The pre-internet era for the institutional foreign exchange currency market was fairly limited by today’s standards for institutions who wanted to buy and sell currencies. Back then, the market was known as the Spot Forex market. This is because most trades were done on the spot. A bank would call a broking house, or another institution directly and ask for an exchange rate on a currency pair in a given amount. If the price was right, the trader would hit the bid or the offer by saying, Mine, or Yours. The trade was done instantly, or on the spot. A fairly average trade size would be $1 – $10 million per ticket, a sizable amount.
So banks in the institutional Forex market would typically use money broking firms who would supply them with various exchange rates pertaining to the currency pairs the bank was interested in trading. This is where the bulk of the liquidity was, because it was quicker for a trader at a bank to call a broker, who in turn would be simultaneously taking orders from over 100 other banks in the major trading hubs, such as the city of London, for example.

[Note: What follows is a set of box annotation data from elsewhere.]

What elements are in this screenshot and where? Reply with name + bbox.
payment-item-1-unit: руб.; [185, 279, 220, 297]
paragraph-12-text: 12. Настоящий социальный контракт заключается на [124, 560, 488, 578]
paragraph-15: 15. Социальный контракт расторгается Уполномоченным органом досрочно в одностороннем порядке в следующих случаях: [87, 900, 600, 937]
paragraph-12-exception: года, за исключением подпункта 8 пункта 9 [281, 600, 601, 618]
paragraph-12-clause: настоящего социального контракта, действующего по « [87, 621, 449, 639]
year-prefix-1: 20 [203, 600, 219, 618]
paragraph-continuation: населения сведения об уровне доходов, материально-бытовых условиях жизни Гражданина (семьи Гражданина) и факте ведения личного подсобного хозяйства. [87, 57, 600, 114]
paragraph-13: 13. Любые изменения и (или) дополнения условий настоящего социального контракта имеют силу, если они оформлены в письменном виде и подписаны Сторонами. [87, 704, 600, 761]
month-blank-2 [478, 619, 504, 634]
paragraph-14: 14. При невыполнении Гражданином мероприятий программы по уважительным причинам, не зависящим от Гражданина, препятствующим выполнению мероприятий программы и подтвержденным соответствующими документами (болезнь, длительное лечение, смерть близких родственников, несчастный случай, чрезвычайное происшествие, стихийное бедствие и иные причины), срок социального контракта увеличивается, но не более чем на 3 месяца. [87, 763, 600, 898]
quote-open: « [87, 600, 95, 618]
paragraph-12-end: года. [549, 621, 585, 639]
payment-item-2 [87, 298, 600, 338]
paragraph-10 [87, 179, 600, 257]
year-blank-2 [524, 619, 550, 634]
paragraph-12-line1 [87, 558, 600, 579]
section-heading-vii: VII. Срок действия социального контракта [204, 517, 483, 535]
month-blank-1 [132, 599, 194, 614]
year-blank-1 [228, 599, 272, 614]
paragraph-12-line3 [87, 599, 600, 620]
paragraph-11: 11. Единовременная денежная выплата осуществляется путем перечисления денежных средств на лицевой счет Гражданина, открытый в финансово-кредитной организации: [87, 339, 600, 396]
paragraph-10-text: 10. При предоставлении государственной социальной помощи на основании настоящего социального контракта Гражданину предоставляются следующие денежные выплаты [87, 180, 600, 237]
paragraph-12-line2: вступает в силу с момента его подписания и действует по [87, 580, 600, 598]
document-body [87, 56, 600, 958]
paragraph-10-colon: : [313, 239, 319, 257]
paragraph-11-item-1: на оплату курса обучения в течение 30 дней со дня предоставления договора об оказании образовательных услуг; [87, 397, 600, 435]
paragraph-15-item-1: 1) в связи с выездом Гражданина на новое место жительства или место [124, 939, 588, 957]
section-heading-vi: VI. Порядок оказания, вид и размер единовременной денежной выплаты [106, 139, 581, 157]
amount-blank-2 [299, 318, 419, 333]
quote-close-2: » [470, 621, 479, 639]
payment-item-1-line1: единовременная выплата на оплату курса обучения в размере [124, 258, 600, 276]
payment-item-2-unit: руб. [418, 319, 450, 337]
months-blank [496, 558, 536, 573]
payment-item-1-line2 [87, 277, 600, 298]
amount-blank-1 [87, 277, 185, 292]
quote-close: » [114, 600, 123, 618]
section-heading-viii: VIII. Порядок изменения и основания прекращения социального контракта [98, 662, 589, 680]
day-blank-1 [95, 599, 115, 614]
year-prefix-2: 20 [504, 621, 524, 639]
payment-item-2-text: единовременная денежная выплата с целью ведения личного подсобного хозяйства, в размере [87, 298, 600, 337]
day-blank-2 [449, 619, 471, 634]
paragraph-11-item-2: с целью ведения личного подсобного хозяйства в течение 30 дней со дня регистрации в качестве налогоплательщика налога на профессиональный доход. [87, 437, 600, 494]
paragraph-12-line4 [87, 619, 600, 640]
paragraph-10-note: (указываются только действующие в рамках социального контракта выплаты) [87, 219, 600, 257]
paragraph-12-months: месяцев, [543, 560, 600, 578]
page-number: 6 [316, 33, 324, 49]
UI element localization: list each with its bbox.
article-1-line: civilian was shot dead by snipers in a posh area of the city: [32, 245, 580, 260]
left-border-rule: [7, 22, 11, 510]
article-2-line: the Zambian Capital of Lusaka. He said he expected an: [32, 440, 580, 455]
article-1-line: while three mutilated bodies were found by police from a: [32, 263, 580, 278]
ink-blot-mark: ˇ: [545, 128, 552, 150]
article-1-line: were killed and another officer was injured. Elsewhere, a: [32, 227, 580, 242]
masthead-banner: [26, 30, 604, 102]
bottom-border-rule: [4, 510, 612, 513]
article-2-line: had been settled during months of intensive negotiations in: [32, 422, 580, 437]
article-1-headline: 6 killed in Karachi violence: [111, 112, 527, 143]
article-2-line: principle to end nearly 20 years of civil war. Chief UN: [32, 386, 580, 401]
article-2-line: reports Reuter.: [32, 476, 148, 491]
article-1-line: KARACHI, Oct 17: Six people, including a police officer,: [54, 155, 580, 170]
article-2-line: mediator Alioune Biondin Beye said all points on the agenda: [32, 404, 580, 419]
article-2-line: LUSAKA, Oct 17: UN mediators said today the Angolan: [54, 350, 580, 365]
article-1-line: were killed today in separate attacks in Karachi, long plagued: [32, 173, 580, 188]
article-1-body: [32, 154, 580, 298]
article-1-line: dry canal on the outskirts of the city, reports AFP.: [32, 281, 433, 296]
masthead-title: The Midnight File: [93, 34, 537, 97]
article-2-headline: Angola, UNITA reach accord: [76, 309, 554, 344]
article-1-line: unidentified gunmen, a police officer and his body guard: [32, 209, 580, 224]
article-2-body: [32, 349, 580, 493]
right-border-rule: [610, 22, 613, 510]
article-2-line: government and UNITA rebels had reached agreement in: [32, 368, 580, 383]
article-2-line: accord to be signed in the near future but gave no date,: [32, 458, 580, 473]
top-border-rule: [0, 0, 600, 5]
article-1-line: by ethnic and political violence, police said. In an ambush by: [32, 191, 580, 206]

Banks would have direct lines to the brokers and often had squawk boxes on both sides for quick contact. It was much less time consuming for a bank to speak to one or two brokers than it was to call around all of the other banks one by one.
However, in the late 1980s, banks decided to try and do away with broking firms due to the high amounts of commissions the brokers were charging, and with the advent of increasing technology, the first screen-based ordering FX systems hit the market.

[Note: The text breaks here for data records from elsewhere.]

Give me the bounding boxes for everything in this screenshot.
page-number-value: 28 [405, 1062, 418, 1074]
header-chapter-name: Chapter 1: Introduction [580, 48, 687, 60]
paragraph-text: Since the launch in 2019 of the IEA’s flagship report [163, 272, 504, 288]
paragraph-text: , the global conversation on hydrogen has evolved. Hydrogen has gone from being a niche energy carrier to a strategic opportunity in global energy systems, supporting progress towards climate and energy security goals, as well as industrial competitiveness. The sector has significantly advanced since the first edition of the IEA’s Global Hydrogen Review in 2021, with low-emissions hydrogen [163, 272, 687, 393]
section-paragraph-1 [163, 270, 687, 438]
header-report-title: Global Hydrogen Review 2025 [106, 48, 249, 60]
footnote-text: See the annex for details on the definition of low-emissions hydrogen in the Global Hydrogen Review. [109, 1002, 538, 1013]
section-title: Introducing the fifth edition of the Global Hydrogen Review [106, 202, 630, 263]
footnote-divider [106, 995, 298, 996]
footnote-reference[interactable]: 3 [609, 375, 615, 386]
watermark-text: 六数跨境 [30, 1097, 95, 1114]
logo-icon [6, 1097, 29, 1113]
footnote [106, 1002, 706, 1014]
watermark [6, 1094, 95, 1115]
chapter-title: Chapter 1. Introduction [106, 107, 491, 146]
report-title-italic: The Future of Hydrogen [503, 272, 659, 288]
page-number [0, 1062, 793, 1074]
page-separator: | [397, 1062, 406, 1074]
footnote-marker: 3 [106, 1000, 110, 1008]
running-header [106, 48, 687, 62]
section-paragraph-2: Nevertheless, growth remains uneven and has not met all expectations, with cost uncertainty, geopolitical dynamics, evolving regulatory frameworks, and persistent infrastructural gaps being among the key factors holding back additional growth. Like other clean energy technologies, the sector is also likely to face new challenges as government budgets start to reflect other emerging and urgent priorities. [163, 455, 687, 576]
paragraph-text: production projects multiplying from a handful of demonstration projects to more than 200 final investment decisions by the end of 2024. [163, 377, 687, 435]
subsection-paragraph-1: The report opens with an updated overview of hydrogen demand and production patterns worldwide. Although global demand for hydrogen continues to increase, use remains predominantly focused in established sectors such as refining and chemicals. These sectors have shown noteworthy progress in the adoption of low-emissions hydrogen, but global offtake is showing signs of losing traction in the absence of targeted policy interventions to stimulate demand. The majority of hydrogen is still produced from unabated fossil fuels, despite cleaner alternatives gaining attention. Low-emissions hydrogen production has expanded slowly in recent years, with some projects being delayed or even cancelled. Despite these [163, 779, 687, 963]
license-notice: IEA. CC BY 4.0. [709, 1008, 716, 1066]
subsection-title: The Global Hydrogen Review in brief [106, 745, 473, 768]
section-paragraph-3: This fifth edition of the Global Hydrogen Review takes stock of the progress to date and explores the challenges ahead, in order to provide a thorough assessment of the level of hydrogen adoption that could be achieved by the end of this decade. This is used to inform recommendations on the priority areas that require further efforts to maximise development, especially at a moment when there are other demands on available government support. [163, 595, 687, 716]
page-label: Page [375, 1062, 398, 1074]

Now, rather than the bank calling brokers, or other banks directly, they would simply place their orders onto a computer-based trading platform, where a growing number of other institutions would also place their bids and offers until trades were executed automatically by the trading platform which price matched the orders.
This was the advent of pending orders in the Forex trading arena. Thanks to this evolutionary period, retail forex traders are now able to enjoy various types of trading orders for their convenience, including the provision of capital protection orders, known as a stop loss, and orders to enter the market at a future exchange rate, which might be above or below the current one.

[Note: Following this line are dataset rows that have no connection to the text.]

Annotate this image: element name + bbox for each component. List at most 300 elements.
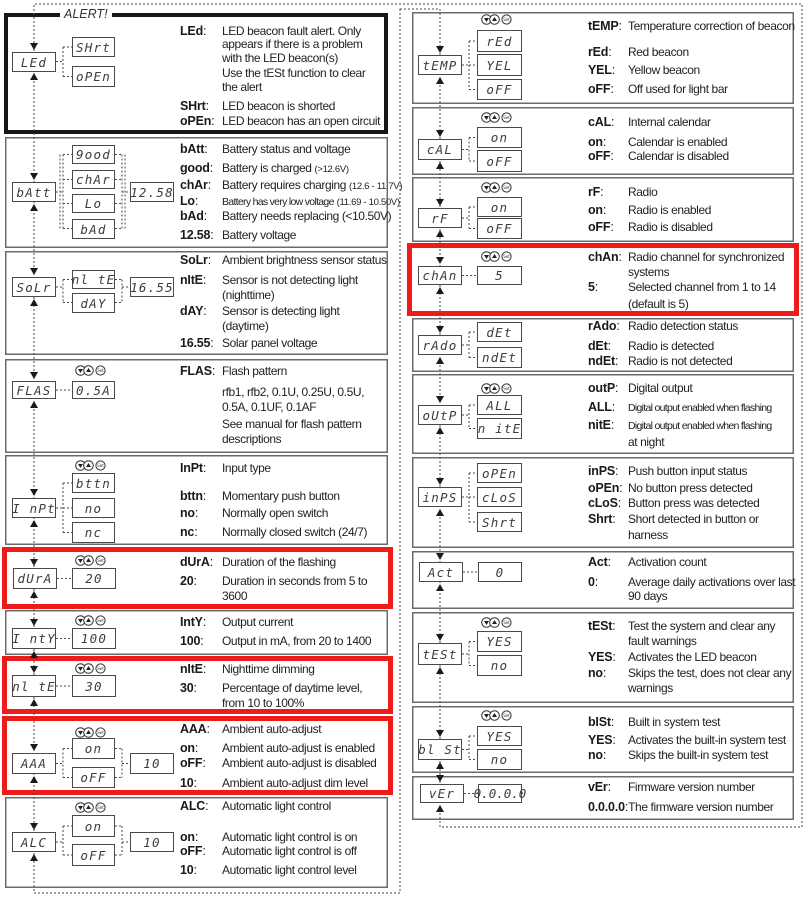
term-text: Digital output enabled when flashing — [628, 420, 772, 432]
display-main[interactable]: I ntY — [12, 628, 56, 649]
term-key: dUrA : — [180, 555, 222, 570]
display-value[interactable]: 10 — [130, 832, 174, 852]
desc-line — [588, 512, 759, 527]
term-key: good : — [180, 161, 222, 176]
display-value[interactable]: 10 — [130, 753, 174, 774]
desc-line — [180, 489, 340, 504]
display-value[interactable]: 30 — [72, 675, 116, 697]
desc-line — [180, 844, 357, 859]
term-text: appears if there is a problem — [222, 37, 363, 51]
display-value[interactable]: 0.0.0.0 — [473, 786, 527, 801]
term-text: Automatic light control is on — [222, 830, 358, 844]
alert-banner: ALERT! — [60, 6, 112, 22]
desc-line — [588, 575, 795, 590]
term-text: descriptions — [222, 432, 282, 446]
term-key: oFF : — [588, 82, 628, 97]
desc-line — [180, 142, 350, 157]
desc-line — [588, 63, 700, 78]
term-text: Ambient brightness sensor status — [222, 253, 387, 267]
display-option[interactable]: on — [72, 815, 115, 837]
term-key: Act : — [588, 555, 628, 570]
term-text: Radio — [628, 185, 658, 199]
desc-line — [588, 748, 768, 763]
down-up-set-buttons-icon — [75, 663, 109, 674]
desc-line — [222, 385, 364, 400]
desc-line — [588, 149, 729, 164]
term-key: YES : — [588, 650, 628, 665]
term-key: 30 : — [180, 681, 222, 696]
term-text: Digital output — [628, 381, 693, 395]
desc-line — [588, 650, 756, 665]
term-text: 90 days — [628, 589, 668, 603]
term-key: outP : — [588, 381, 628, 396]
down-up-set-buttons-icon — [75, 615, 109, 626]
desc-line — [180, 228, 296, 243]
term-text: (nighttime) — [222, 288, 275, 302]
term-text: Ambient auto-adjust — [222, 722, 322, 736]
desc-line — [180, 634, 371, 649]
term-text: at night — [628, 435, 665, 449]
display-value[interactable]: 12.58 — [130, 182, 174, 202]
desc-line — [588, 250, 784, 265]
term-text: Flash pattern — [222, 364, 287, 378]
desc-line — [180, 741, 375, 756]
desc-line — [222, 37, 362, 52]
term-key: 12.58 : — [180, 228, 222, 243]
display-option[interactable]: n itE — [477, 418, 522, 439]
desc-line — [588, 715, 720, 730]
display-option[interactable]: on — [72, 738, 115, 759]
desc-line — [180, 304, 339, 319]
desc-line — [588, 115, 711, 130]
display-option[interactable]: rEd — [477, 30, 522, 52]
term-key: 16.55 : — [180, 336, 222, 351]
term-key: InPt : — [180, 461, 222, 476]
down-up-set-buttons-icon — [481, 112, 515, 123]
display-option[interactable]: YES — [477, 726, 522, 746]
term-text: Sensor is not detecting light — [222, 273, 358, 287]
term-key: dAY : — [180, 304, 222, 319]
desc-line — [180, 506, 328, 521]
desc-line — [180, 574, 367, 589]
term-text: Radio channel for synchronized — [628, 250, 785, 264]
down-up-set-buttons-icon — [481, 14, 515, 25]
display-main[interactable]: FLAS — [12, 381, 56, 399]
term-key: on : — [588, 135, 628, 150]
term-text: Push button input status — [628, 464, 748, 478]
display-option[interactable]: no — [477, 749, 522, 770]
term-text: Battery has very low voltage — [222, 196, 334, 208]
term-text: Selected channel from 1 to 14 — [628, 280, 776, 294]
desc-line — [588, 339, 714, 354]
term-text: Battery needs replacing — [222, 209, 339, 223]
display-value[interactable]: 16.55 — [130, 277, 174, 297]
display-option[interactable]: Lo — [72, 194, 115, 213]
term-text: Test the system and clear any — [628, 619, 776, 633]
term-text: warnings — [628, 681, 673, 695]
desc-line — [180, 364, 287, 379]
display-option[interactable]: YES — [477, 631, 522, 652]
term-text: Short detected in button or — [628, 512, 759, 526]
display-main[interactable]: LEd — [12, 52, 56, 72]
desc-line — [222, 51, 338, 66]
desc-line — [588, 464, 747, 479]
desc-line — [180, 555, 336, 570]
display-option[interactable]: dAY — [72, 293, 115, 313]
term-key: 0 : — [588, 575, 628, 590]
down-up-set-buttons-icon — [481, 383, 515, 394]
display-option[interactable]: ndEt — [477, 347, 522, 368]
term-key: 10 : — [180, 776, 222, 791]
display-option[interactable]: dEt — [477, 322, 522, 342]
term-key: no : — [180, 506, 222, 521]
term-text: Ambient auto-adjust is disabled — [222, 756, 377, 770]
display-main[interactable]: cAL — [418, 139, 462, 160]
desc-line — [222, 417, 362, 432]
term-text: Battery requires charging — [222, 178, 347, 192]
display-option[interactable]: 9ood — [72, 145, 115, 164]
display-option[interactable]: oFF — [477, 218, 522, 239]
term-key: SoLr : — [180, 253, 222, 268]
term-text: harness — [628, 528, 668, 542]
term-text: Use the tESt function to clear — [222, 66, 366, 80]
display-main[interactable]: tESt — [418, 643, 462, 665]
display-option[interactable]: nl tE — [71, 272, 116, 287]
term-text: Average daily activations over last — [628, 575, 796, 589]
term-key: oFF : — [588, 149, 628, 164]
term-text: The firmware version number — [628, 800, 774, 814]
term-text: Radio is not detected — [628, 354, 733, 368]
display-option[interactable]: oFF — [72, 844, 115, 866]
term-key: cAL : — [588, 115, 628, 130]
term-key: chAr : — [180, 178, 222, 193]
down-up-set-buttons-icon — [481, 617, 515, 628]
desc-line — [180, 615, 293, 630]
term-text: Normally open switch — [222, 506, 329, 520]
term-key: vEr : — [588, 780, 628, 795]
desc-line — [588, 418, 772, 433]
term-text: 3600 — [222, 589, 248, 603]
term-key: nItE : — [180, 662, 222, 677]
term-key: oPEn : — [180, 114, 222, 129]
desc-line — [588, 82, 728, 97]
term-key: no : — [588, 748, 628, 763]
desc-line — [628, 634, 696, 649]
desc-line — [180, 273, 358, 288]
term-text: Duration in seconds from 5 to — [222, 574, 368, 588]
down-up-set-buttons-icon — [481, 251, 515, 262]
display-option[interactable]: YEL — [477, 54, 522, 76]
term-key: ndEt : — [588, 354, 628, 369]
term-key: tESt : — [588, 619, 628, 634]
display-option[interactable]: oPEn — [72, 66, 115, 87]
desc-line — [222, 66, 365, 81]
display-option[interactable]: oPEn — [477, 463, 522, 483]
term-text: Output in mA, from 20 to 1400 — [222, 634, 372, 648]
desc-line — [588, 185, 657, 200]
term-key: rEd : — [588, 45, 628, 60]
term-key: chAn : — [588, 250, 628, 265]
display-option[interactable]: oFF — [477, 150, 522, 172]
term-key: Shrt : — [588, 512, 628, 527]
display-main[interactable]: rAdo — [418, 335, 462, 355]
term-text: Percentage of daytime level, — [222, 681, 363, 695]
term-text: Momentary push button — [222, 489, 340, 503]
term-text: Calendar is enabled — [628, 135, 728, 149]
term-text: Ambient auto-adjust is enabled — [222, 741, 375, 755]
term-text: Button press was detected — [628, 496, 760, 510]
down-up-set-buttons-icon — [75, 460, 109, 471]
term-key: on : — [180, 830, 222, 845]
term-text: Calendar is disabled — [628, 149, 729, 163]
desc-line — [180, 99, 335, 114]
desc-line — [180, 461, 271, 476]
desc-line — [588, 135, 727, 150]
desc-line — [180, 253, 387, 268]
term-key: on : — [588, 203, 628, 218]
desc-line — [588, 19, 795, 34]
display-value[interactable]: 0.5A — [72, 381, 115, 399]
display-option[interactable]: ALL — [477, 395, 522, 415]
desc-line — [180, 863, 356, 878]
display-option[interactable]: no — [72, 498, 115, 518]
desc-line — [180, 209, 391, 224]
term-text: Red beacon — [628, 45, 689, 59]
term-text: Nighttime dimming — [222, 662, 315, 676]
display-option[interactable]: on — [477, 127, 522, 148]
display-value[interactable]: 100 — [72, 628, 116, 649]
term-key: oFF : — [588, 220, 628, 235]
term-text: systems — [628, 265, 670, 279]
display-main[interactable]: AAA — [12, 753, 56, 774]
term-text: 0.5A, 0.1UF, 0.1AF — [222, 400, 317, 414]
display-value[interactable]: 0 — [478, 562, 522, 582]
desc-line — [588, 280, 776, 295]
term-key: 0.0.0.0 : — [588, 800, 628, 815]
term-text: Internal calendar — [628, 115, 711, 129]
term-text: Automatic light control — [222, 799, 331, 813]
term-key: ALL : — [588, 400, 628, 415]
term-text: Duration of the flashing — [222, 555, 336, 569]
desc-line — [628, 528, 668, 543]
term-text: Automatic light control is off — [222, 844, 357, 858]
desc-line — [588, 381, 692, 396]
desc-line — [222, 696, 304, 711]
term-text: Off used for light bar — [628, 82, 728, 96]
display-main[interactable]: bAtt — [12, 182, 56, 202]
term-text: Skips the test, does not clear any — [628, 666, 792, 680]
term-note: (12.6 - 11.7V) — [349, 181, 403, 192]
display-option[interactable]: bttn — [72, 473, 115, 493]
display-main[interactable]: tEMP — [418, 55, 462, 75]
desc-line — [628, 435, 664, 450]
display-main[interactable]: nl tE — [12, 675, 56, 697]
term-text: Skips the built-in system test — [628, 748, 769, 762]
term-text: Battery status and voltage — [222, 142, 351, 156]
term-key: ALC : — [180, 799, 222, 814]
term-text: from 10 to 100% — [222, 696, 305, 710]
term-key: nitE : — [588, 418, 628, 433]
desc-line — [180, 799, 331, 814]
desc-line — [222, 432, 281, 447]
term-note: (<10.50V) — [341, 209, 392, 223]
term-text: Activates the LED beacon — [628, 650, 757, 664]
display-main[interactable]: oUtP — [418, 405, 462, 425]
desc-line — [180, 830, 357, 845]
term-key: YES : — [588, 733, 628, 748]
down-up-set-buttons-icon — [75, 727, 109, 738]
term-key: 20 : — [180, 574, 222, 589]
desc-line — [588, 400, 772, 415]
desc-line — [180, 776, 368, 791]
term-text: (daytime) — [222, 319, 269, 333]
term-text: Radio is detected — [628, 339, 714, 353]
term-key: rAdo : — [588, 319, 628, 334]
display-option[interactable]: oFF — [477, 79, 522, 100]
desc-line — [588, 203, 711, 218]
term-key: SHrt : — [180, 99, 222, 114]
term-text: Yellow beacon — [628, 63, 700, 77]
desc-line — [588, 481, 753, 496]
term-text: Battery is charged — [222, 161, 312, 175]
term-note: (>12.6V) — [314, 164, 349, 175]
term-text: LED beacon fault alert. Only — [222, 24, 361, 38]
desc-line — [180, 161, 349, 176]
term-key: bAtt : — [180, 142, 222, 157]
desc-line — [628, 297, 688, 312]
term-key: 5 : — [588, 280, 628, 295]
display-main[interactable]: I nPt — [12, 498, 56, 518]
display-value[interactable]: 5 — [477, 266, 522, 285]
term-text: Firmware version number — [628, 780, 755, 794]
term-text: (default is 5) — [628, 297, 689, 311]
desc-line — [222, 319, 268, 334]
term-text: fault warnings — [628, 634, 697, 648]
desc-line — [222, 288, 274, 303]
term-key: 10 : — [180, 863, 222, 878]
term-text: No button press detected — [628, 481, 753, 495]
display-option[interactable]: chAr — [72, 170, 115, 189]
display-option[interactable]: cLoS — [477, 487, 522, 507]
desc-line — [222, 80, 262, 95]
desc-line — [222, 589, 247, 604]
term-key: on : — [180, 741, 222, 756]
display-option[interactable]: bAd — [72, 219, 115, 239]
term-text: Temperature correction of beacon — [628, 19, 795, 33]
down-up-set-buttons-icon — [75, 365, 109, 376]
term-note: (11.69 - 10.50V) — [336, 197, 400, 208]
desc-line — [222, 400, 316, 415]
desc-line — [628, 589, 667, 604]
display-option[interactable]: on — [477, 197, 522, 217]
term-key: bttn : — [180, 489, 222, 504]
term-text: LED beacon has an open circuit — [222, 114, 381, 128]
display-main[interactable]: vEr — [420, 784, 464, 803]
desc-line — [180, 662, 315, 677]
display-main[interactable]: rF — [418, 208, 462, 228]
desc-line — [588, 555, 706, 570]
display-value[interactable]: 20 — [72, 568, 116, 589]
term-text: Digital output enabled when flashing — [628, 402, 772, 414]
term-text: Automatic light control level — [222, 863, 357, 877]
term-text: Battery voltage — [222, 228, 297, 242]
term-text: with the LED beacon(s) — [222, 51, 338, 65]
term-text: LED beacon is shorted — [222, 99, 336, 113]
term-text: Ambient auto-adjust dim level — [222, 776, 368, 790]
display-option[interactable]: oFF — [72, 767, 115, 788]
desc-line — [588, 666, 791, 681]
display-main[interactable]: dUrA — [13, 568, 57, 589]
desc-line — [180, 178, 402, 193]
term-text: the alert — [222, 80, 262, 94]
term-text: Activates the built-in system test — [628, 733, 786, 747]
display-main[interactable]: ALC — [12, 832, 56, 852]
term-key: bISt : — [588, 715, 628, 730]
display-main[interactable]: inPS — [418, 487, 462, 507]
term-text: Radio is enabled — [628, 203, 711, 217]
display-option[interactable]: nc — [72, 522, 115, 543]
display-option[interactable]: SHrt — [72, 37, 115, 57]
desc-line — [588, 780, 755, 795]
desc-line — [628, 681, 673, 696]
term-text: Built in system test — [628, 715, 721, 729]
desc-line — [628, 265, 669, 280]
term-key: nc : — [180, 525, 222, 540]
desc-line — [180, 722, 321, 737]
down-up-set-buttons-icon — [481, 182, 515, 193]
term-key: bAd : — [180, 209, 222, 224]
term-text: See manual for flash pattern — [222, 417, 362, 431]
term-key: YEL : — [588, 63, 628, 78]
desc-line — [588, 619, 775, 634]
term-key: inPS : — [588, 464, 628, 479]
term-key: rF : — [588, 185, 628, 200]
down-up-set-buttons-icon — [481, 710, 515, 721]
term-key: cLoS : — [588, 496, 628, 511]
display-main[interactable]: Act — [419, 562, 463, 582]
desc-line — [180, 194, 400, 209]
display-main[interactable]: SoLr — [12, 277, 56, 297]
desc-line — [180, 525, 367, 540]
term-text: Sensor is detecting light — [222, 304, 340, 318]
desc-line — [588, 733, 786, 748]
term-key: Lo : — [180, 194, 222, 209]
term-text: Solar panel voltage — [222, 336, 318, 350]
display-main[interactable]: chAn — [418, 266, 462, 285]
term-key: no : — [588, 666, 628, 681]
term-key: FLAS : — [180, 364, 222, 379]
display-option[interactable]: no — [477, 655, 522, 676]
term-text: Activation count — [628, 555, 707, 569]
desc-line — [588, 800, 773, 815]
desc-line — [180, 681, 362, 696]
term-key: nItE : — [180, 273, 222, 288]
desc-line — [180, 114, 380, 129]
display-main[interactable]: bl St — [418, 739, 462, 760]
display-option[interactable]: Shrt — [477, 512, 522, 532]
term-key: AAA : — [180, 722, 222, 737]
term-key: 100 : — [180, 634, 222, 649]
term-key: oPEn : — [588, 481, 628, 496]
term-text: Output current — [222, 615, 294, 629]
desc-line — [588, 354, 732, 369]
term-key: oFF : — [180, 756, 222, 771]
down-up-set-buttons-icon — [75, 555, 109, 566]
term-key: IntY : — [180, 615, 222, 630]
desc-line — [588, 45, 689, 60]
desc-line — [180, 336, 317, 351]
down-up-set-buttons-icon — [75, 802, 109, 813]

And so traders can use a market execution order, which is the same as the on the spot order, or right now, where a trade is executed instantly by accepting the bid or offer on a current exchange rate, as seen on a trading terminal. In this example, traders accept the best available price at the time of execution. Obviously, for this type of order, the trader needs to have instant access to his or her trading platform terminal, which is not always convenient in a 24 hour a day, five days per week market.
Traders are also able to place a stop-loss order on their trades, which will guarantee that should the exchange rate move against them to a chosen level of acceptable loss, then the trade will
automatically be stopped at the chosen exchange rate. This might be slightly greater due to price action slippage in volatile market conditions.
Traders are also able to take profit orders: this is known as a pending order and is placed onto the trading terminal and is designed to automatically close out the trade and thus bank the profit from winning trades, and this must also be set at a pre-determined exchange rate. This is extremely useful for traders who may not have the ability to be sat at their trading terminal, perhaps due to other commitments, or during overnight trading sessions. This facility can be used to close out the entire trade, or in increments. Pending orders are extremely convenient and allow traders to enter a trade, either long or short, at a future exchange rate, which would be above or below the current available exchange rate.
In the example ‘A,’ we can see the Metatrader MT4 platform, terminal. This is the EURUS pair.
On this market-leading platform, a trader will enter the volume or size of the trade. In this example we are trading with 0.10 size, which is one-tenth of a standard lot, or approximately €1 per pip in this example. We have also chosen market execution, which means that should we hit the red, sell box, or the blue, buy box, we are choosing the exchange rate, which is highlighted just above the box. So, we would be selling 1.10808 or buying 1.100811.
This example is set up as an instant sell, where the stop-loss has been set at 1.1150 and with a take profit target set at 1.0850 to the downside.
Let’s now look at the example ‘B.’ This is the same EURUSD pair. Here we have decided to use a pending order. And the order we have chosen is a buy limit order. The current exchange rate is 1.10898, as seen on the Y-axis to the right of the chart. And we have decided to place an order to buy this pair, should the exchange rate move up to 1.1100. We have also placed a stop loss at 1.1000 and a take profit at 1.1300. This trade is also good until manually canceled, or as per the expiry date which has been set at the 8th of November 2019, and at 12:21 in the afternoon.
In this example, we have increased the volume or size of the trade to 1 standard lot, which is the equivalent of €10 per pip. This would give us a profit of 200 pips, or around €2000 Euros, or approximately there or thereabouts of your designated account currency. Should the trade lose, we would be automatically stopped out at 1.100 with a potential loss of €1,000. Although the beauty of the MT4 platform is that traders can manually change their orders once executed by dragging trade order lines which appear on the screen once a trade order has been placed.
This trade represents a win-to-loss ratio of 2 to 1, which is fairly standard within the trading community.
To reverse this trade order to a sell limit, we simply highlight the buy limit box and change it to sell limit and adjust our stop loss and take profit accordingly, on the basis that we would then be expecting this pair to move lower.